As with the U14s there were no female participants, but there were 12 players entered with 6 of them graded over 1850, and another 4 all capable of causing an upset. This happened as early as round 1 with 3rd seed James Thomas losing to Varun Varma. Round 2 went much as expected with the only draw in the first two rounds occurring here between top-seed Alex Bullen and Davin Menon. Second seed Tom Thorpe lost to Luke Kostanjsek in round 2 and was then upfloated to Alex Bullen in round 3 where he also lost, putting him out of the running. So by the end of the first day Alex Bullen, Philippe Rodgers and Luke were on 2½/3, Davin Menon and Alex Wills on 2 and James and Varun on 1½, James having dropped another half point against Davin. Disappointingly, James decided to pull out on Saturday night, so the pairings had to be altered for the following day, and there was need for a bye. Luke's Shveshnikov Sicilian was good enough for a draw against Alex Bullen in Round 4, while Philippe found his way back from a poor position to draw against Davin. Alex Wills won relatively smoothly against Varun to join Alex B, Philippe and Luke in the lead on 3 out of 4. Luke dispatched Alex W fairly quickly in the last round, and the last game of the weekend to finish decided the championship. Alex had outplayed Philippe going first the exchange ahead, and eventually into a R ending with a 2 Pawn advantage, although Philippe's Rook was active, and Alex was running out of time. The position settled to a passed aP for Philippe against passed g and hPs for Alex, hindered from advancing by Philippe's King. Both players had one other P. They both knew they needed to win to share the title so neither was keen to take a draw whilst they might have winning chances, and although Alex was a P ahead for much of the time, both sides refused draws and as arbiter at one stage I turned down a 2-minute rule claim from Alex, as to me Philippe was still trying to win. Eventually with both clocks fast heading to zero, everything was exchanged to bare Kings, and a draw left Luke as clear champion on 4/5. Alex Bullen, Philippe and Davin were joint 2nd on 3½.

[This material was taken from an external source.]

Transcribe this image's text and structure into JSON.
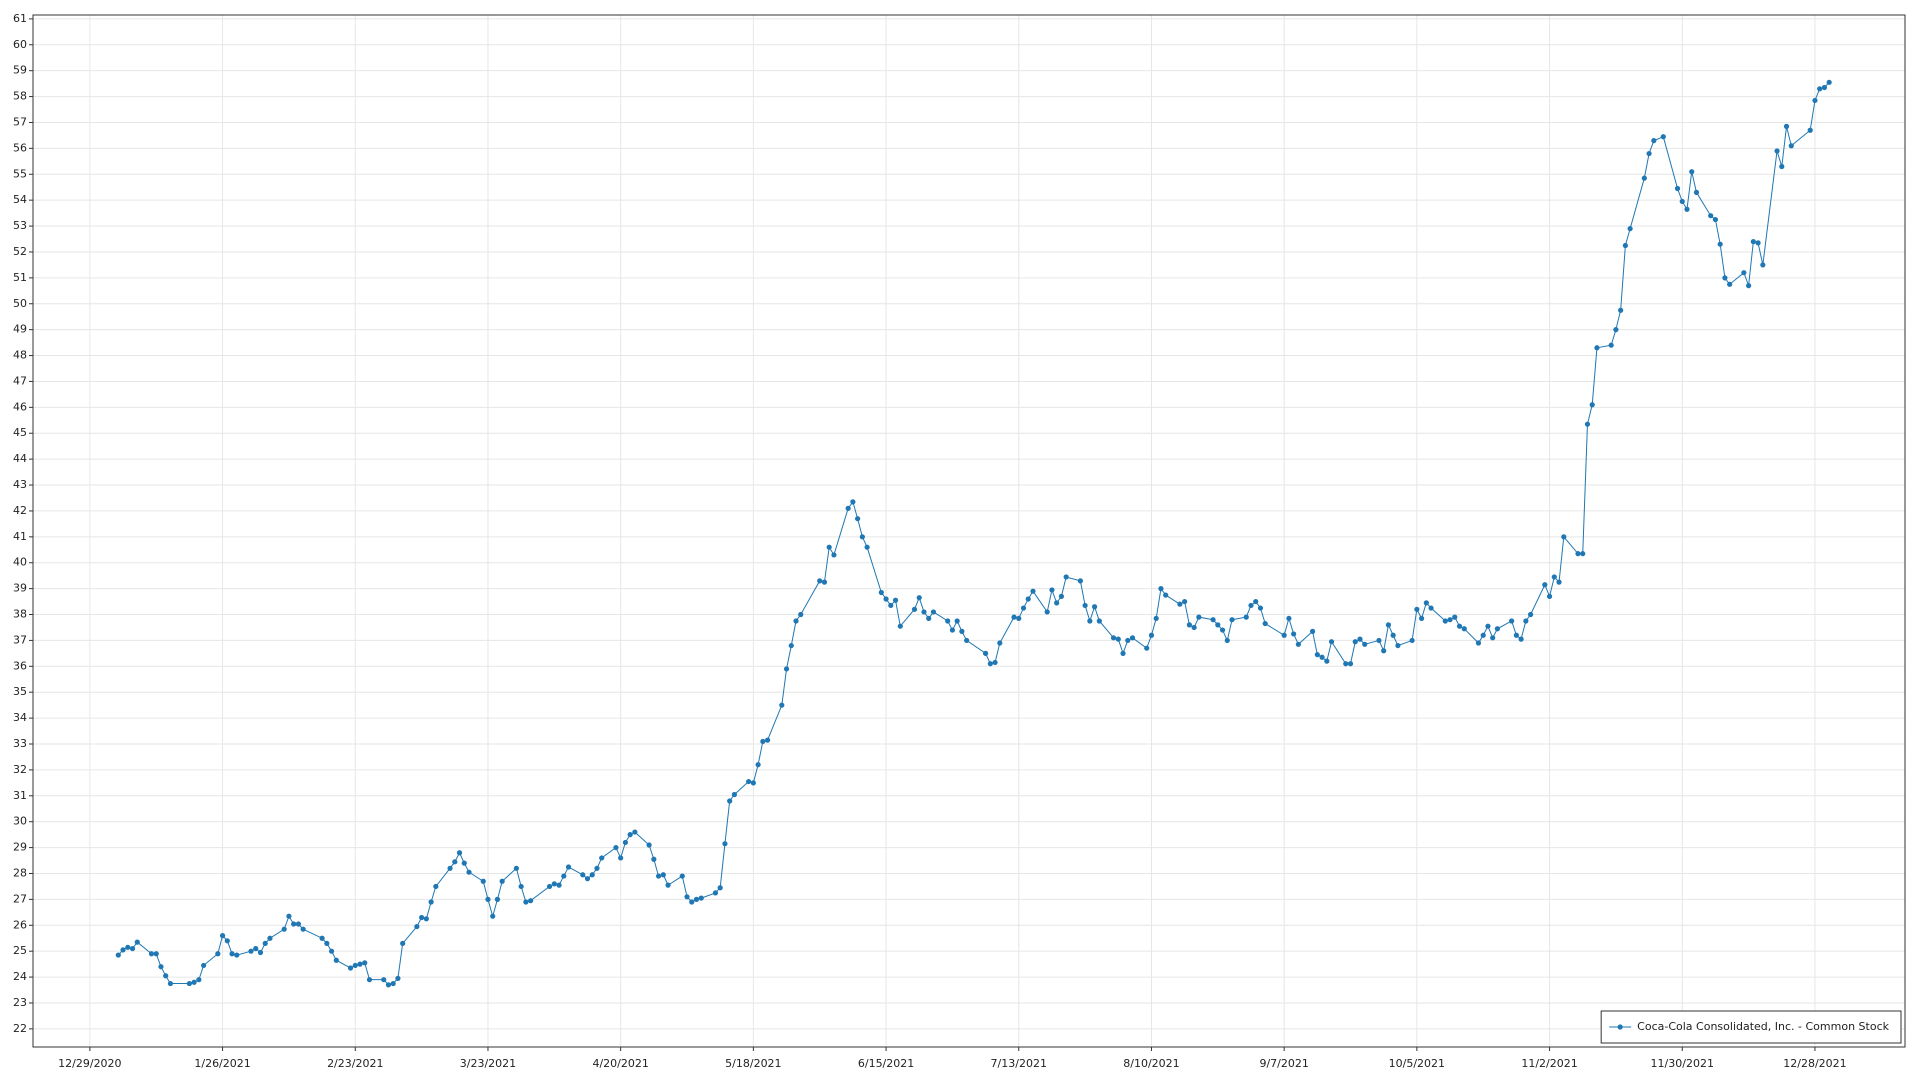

One undisputed loss by a mobile phone ringing, 2 games where there were touch –move disputes and one 2-minute rule claim were the only real involvement needed by myself and Ian Eustis as arbiters, and it was also useful to have Tim Kett and Kevin Thomas keeping an eye on proceedings, so a big thank you to the players for their co-operation and behaviour and also to the parents who bring their children to play and then have to expend lots of nervous energy whilst waiting anxiously for the results!